Whether it was in our workshop on Emotional Intelligence, Communication and Behavior Styles, Accountability Circles, Generational Leadership (with a Millennials Focus) or Probing Skills… there was a moment in each class where a lightbulb went off over everyone’s head.
It happens right after I said something like “Even if it seems obvious, just re-clarify the expectation. Every question that seeks clarity closes the expectation and reality gap. Disappointment, conflict, frustration, entitlement and all sorts of other ugly things thrive in the gap. So even if it seems obvious, say something like “I know it may seem obvious but I just want to confirm that….”
Let’s take “Will you be home for dinner?” as an example. What are your options for a response?
- yes– okay, let’s assume that you know dinner is always at 7:30. This means you’ll be there. If you show up at 7:40 do you know if thats in the “grace period”? What happens if there’s horrible traffic and you don’t get home until 9:00? What will the consequence be of not closing the expectation and reality gap?
- Seek more information– Do you know what time dinner is? Here in Atlanta, I prefer to eat dinner between 6:30 and 7:00… but in New York, most people don’t eat until 8:30 or 9:00 pm… so when is dinner happening? What is the grace window? 15 minutes late? Is it okay to be early? if something goes awry and you’re going to miss dinner entirely (caught at work, traffic, etc) how early and often do you need to keep the other person informed of the timeline? When is the cut off for making it in time for dinner and you need to stop somewhere on your way home and get your own dinner?
- Share your understanding of the situation and confirm that tracks with their expectation. “I hope to be! If dinner is at 7:30 like it usually is, then I’ll plan to leave here by 7. If I get held up or traffic will make me more than 15 minutes late, I will call you.”
It may seem obvious, but I would recommend either strategy #2 or #3. It doesn’t take long to clarify or confirm, but can help to ease stress later. It helps to know what the expectation is or set the appropriate expectations. On one side, it helps minimize disappointment, confusion, frustration. On the other, it provides a baseline in which you can hold someone accountable, set a standard of performance, or ensure quality is being maintained.

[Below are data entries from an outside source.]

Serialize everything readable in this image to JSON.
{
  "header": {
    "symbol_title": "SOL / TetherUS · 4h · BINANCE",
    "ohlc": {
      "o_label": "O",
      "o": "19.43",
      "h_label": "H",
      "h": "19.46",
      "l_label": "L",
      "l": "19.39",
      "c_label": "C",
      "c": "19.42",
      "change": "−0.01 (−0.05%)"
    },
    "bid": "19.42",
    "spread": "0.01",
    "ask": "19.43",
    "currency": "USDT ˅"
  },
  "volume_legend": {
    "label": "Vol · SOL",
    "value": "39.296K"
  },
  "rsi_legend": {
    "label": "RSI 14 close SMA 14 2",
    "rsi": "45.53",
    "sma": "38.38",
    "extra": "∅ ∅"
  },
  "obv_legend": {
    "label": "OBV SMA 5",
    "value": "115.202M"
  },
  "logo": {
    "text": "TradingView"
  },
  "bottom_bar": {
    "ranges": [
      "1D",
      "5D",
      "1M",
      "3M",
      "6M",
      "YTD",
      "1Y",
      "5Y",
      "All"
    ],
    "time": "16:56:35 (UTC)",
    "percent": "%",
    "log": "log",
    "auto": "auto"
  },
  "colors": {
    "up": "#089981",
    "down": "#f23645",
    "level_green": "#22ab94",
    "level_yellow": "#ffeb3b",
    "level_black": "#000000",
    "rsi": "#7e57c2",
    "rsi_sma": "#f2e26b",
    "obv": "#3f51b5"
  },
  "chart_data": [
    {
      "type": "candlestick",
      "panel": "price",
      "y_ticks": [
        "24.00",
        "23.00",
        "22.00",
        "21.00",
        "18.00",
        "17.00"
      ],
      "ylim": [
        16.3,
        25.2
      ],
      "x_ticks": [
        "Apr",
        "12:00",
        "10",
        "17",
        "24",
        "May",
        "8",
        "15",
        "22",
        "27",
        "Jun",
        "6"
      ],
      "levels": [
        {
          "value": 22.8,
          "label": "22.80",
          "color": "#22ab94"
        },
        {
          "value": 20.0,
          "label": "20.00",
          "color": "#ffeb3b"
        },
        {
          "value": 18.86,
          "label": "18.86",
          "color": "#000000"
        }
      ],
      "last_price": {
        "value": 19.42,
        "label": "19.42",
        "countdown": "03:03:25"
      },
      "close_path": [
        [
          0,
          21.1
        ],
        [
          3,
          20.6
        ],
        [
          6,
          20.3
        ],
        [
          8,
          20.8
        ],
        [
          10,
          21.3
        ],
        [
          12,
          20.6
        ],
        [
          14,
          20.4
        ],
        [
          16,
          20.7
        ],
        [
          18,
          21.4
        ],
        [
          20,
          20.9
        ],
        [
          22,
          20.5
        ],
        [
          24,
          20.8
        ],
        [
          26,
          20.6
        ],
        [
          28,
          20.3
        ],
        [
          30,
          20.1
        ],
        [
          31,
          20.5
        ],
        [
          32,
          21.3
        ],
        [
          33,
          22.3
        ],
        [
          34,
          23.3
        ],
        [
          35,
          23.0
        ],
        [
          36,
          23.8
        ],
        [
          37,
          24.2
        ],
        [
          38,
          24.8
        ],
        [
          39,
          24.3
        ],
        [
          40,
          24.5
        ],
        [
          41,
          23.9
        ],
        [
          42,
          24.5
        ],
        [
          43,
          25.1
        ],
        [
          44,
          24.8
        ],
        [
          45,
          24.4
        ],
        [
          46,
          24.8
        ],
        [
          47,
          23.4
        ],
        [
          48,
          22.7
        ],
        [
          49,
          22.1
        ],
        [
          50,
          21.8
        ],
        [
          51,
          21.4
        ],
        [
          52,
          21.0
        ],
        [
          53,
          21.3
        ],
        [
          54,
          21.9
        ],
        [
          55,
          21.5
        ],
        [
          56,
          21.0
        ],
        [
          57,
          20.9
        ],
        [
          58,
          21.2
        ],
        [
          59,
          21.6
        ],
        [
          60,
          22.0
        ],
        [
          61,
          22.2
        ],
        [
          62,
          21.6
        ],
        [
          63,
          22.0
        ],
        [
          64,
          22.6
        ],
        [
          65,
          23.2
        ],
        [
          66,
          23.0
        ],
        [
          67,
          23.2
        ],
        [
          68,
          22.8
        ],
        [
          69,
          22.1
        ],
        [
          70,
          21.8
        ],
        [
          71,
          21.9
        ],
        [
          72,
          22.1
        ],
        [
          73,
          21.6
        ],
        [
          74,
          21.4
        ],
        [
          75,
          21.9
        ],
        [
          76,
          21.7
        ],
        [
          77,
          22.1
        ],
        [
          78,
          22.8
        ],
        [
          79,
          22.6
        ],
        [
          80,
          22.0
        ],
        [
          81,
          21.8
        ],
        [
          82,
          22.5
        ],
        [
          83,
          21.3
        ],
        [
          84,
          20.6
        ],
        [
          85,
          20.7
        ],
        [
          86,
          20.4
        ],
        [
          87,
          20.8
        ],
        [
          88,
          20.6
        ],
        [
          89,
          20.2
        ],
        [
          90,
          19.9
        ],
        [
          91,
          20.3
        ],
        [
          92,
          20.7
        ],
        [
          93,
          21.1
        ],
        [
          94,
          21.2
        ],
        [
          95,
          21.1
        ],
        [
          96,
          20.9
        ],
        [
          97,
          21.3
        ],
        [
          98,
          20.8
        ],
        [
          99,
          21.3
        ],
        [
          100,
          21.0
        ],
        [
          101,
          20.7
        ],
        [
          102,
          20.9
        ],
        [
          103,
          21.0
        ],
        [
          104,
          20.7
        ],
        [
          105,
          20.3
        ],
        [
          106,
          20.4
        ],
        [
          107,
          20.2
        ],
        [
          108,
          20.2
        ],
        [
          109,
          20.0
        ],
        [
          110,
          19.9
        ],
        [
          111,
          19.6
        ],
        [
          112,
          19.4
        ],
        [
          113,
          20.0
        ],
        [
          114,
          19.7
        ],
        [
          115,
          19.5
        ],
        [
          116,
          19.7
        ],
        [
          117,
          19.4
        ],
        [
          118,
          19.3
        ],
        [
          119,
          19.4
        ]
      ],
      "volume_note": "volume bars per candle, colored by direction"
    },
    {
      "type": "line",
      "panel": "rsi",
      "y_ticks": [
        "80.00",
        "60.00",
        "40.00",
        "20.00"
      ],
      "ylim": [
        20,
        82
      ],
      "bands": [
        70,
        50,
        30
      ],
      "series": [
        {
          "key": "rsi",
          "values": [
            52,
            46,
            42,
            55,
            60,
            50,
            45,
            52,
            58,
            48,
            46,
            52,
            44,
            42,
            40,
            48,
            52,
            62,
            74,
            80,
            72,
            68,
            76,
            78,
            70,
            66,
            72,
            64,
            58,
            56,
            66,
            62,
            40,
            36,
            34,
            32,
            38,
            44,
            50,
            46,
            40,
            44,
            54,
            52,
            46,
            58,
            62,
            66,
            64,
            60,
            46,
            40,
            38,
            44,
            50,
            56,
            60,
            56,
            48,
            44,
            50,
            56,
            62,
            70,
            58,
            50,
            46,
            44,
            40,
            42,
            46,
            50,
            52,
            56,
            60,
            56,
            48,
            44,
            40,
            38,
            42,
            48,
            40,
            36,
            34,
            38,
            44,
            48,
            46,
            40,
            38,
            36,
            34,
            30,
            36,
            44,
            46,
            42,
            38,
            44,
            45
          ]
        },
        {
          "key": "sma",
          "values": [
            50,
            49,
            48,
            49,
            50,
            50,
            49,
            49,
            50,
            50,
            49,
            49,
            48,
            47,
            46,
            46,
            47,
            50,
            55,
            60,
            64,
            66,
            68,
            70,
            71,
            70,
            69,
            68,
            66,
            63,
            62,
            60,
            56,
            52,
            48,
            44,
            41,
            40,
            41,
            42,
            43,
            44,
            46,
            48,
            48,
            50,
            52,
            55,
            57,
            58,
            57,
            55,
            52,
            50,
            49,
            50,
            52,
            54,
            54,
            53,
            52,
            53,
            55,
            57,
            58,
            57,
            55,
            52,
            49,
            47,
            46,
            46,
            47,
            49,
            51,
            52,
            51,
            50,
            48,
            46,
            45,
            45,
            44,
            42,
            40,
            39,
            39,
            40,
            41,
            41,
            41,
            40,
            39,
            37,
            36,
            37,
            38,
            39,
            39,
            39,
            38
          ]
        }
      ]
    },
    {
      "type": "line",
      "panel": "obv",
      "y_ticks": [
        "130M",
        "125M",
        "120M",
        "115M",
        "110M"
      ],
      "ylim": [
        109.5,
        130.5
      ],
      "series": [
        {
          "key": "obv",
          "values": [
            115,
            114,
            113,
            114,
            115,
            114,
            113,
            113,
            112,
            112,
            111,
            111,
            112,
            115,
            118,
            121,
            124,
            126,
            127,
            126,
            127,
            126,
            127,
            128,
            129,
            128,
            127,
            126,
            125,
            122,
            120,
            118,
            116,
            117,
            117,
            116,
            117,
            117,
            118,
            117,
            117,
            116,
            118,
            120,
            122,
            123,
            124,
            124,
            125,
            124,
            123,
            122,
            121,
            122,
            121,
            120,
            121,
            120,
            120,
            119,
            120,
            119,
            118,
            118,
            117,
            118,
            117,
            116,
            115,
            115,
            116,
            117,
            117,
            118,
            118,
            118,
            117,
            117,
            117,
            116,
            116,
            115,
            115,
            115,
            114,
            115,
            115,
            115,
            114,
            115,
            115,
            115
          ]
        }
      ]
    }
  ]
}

Here are some other examples of phrases which would lend themselves to some clarification:
- Can you follow up with Customer A?
- In what time frame?
- In what way (phone, text, email, invoice)?
- Who else needs to be copied?
- How urgently do we need a response from them?
- Any context or new information I need to be aware of before following up?
- We need to really deliver on this deck for the meeting next week.
- How does “really deliver” differ from our normal powerpoint decks?
- Is that higher quality? more slides? more detail? more visualization?
- Does that impact a due date? Do you want to see it farther in advance of the meeting?
- Does a different set of people need to review it before the meeting?
- What about this meeting has you feeling like we need to “really deliver”?
- We need to enter 3 new leads per day into our CRM
- By what time every day? or is that 15 a week and it can be 5 some days and 2 other days?
- What kind of leads? Do they need to differ in geography, scope, or industry?
- Is there a template for the detail we need to enter in for the leads?
- Is there a naming convention, qualifying tool, or any other aspect for the lead that is also necessary?
- Who is we?
- It’s hard to make Presidents Circle at this company.
- Is that because the qualifications are extreme?
- Do you think that because you’ve worked really hard and not made it? or worked really hard and have made it?
- Do you have any advice on how to achieve President’s Circle?
- What do the people who make it do differently than everyone else?
As a millennial, I love a good “Why?” question, and tend to ask them even when it’s obvious. Worst case, we confirm what I already knew and have re-established the baseline and agreement.
Clear expectations setting and over-clarifying produces trust, accountability, permission, empowerment, and quality.
Where do you need to close the expectation and reality gap? Start with something that maybe you think is obvious or an “of course we do that” statement and make sure the other person knows its equally obvious and assumed.
Here are some “of course” statements I’ve heard recently that I recommended were re-clarified with the other person.
- Of course we get back to the customer within 24 hours with an update.
- Of course it takes longer than a year to get promoted within our company.
- Of course we need to provide a pre-read to the Quarterly Business Review.
- Of course they should share the slides from the meeting before the end of the day.
- Of course you don’t call your boss after 9:00 pm
- Of course we are bringing them value
- Of course it’s the customer support rep’s job to follow up on any open cases.
- Of course no news is good news.
Let’s over clarify, reconfirm, or maybe articulate an expectation for the first time this fall. Work to close the expectation and reality gap this week by reconfirming something around modes of communication, timelines, outcomes, standards of excellence, or working style preferences.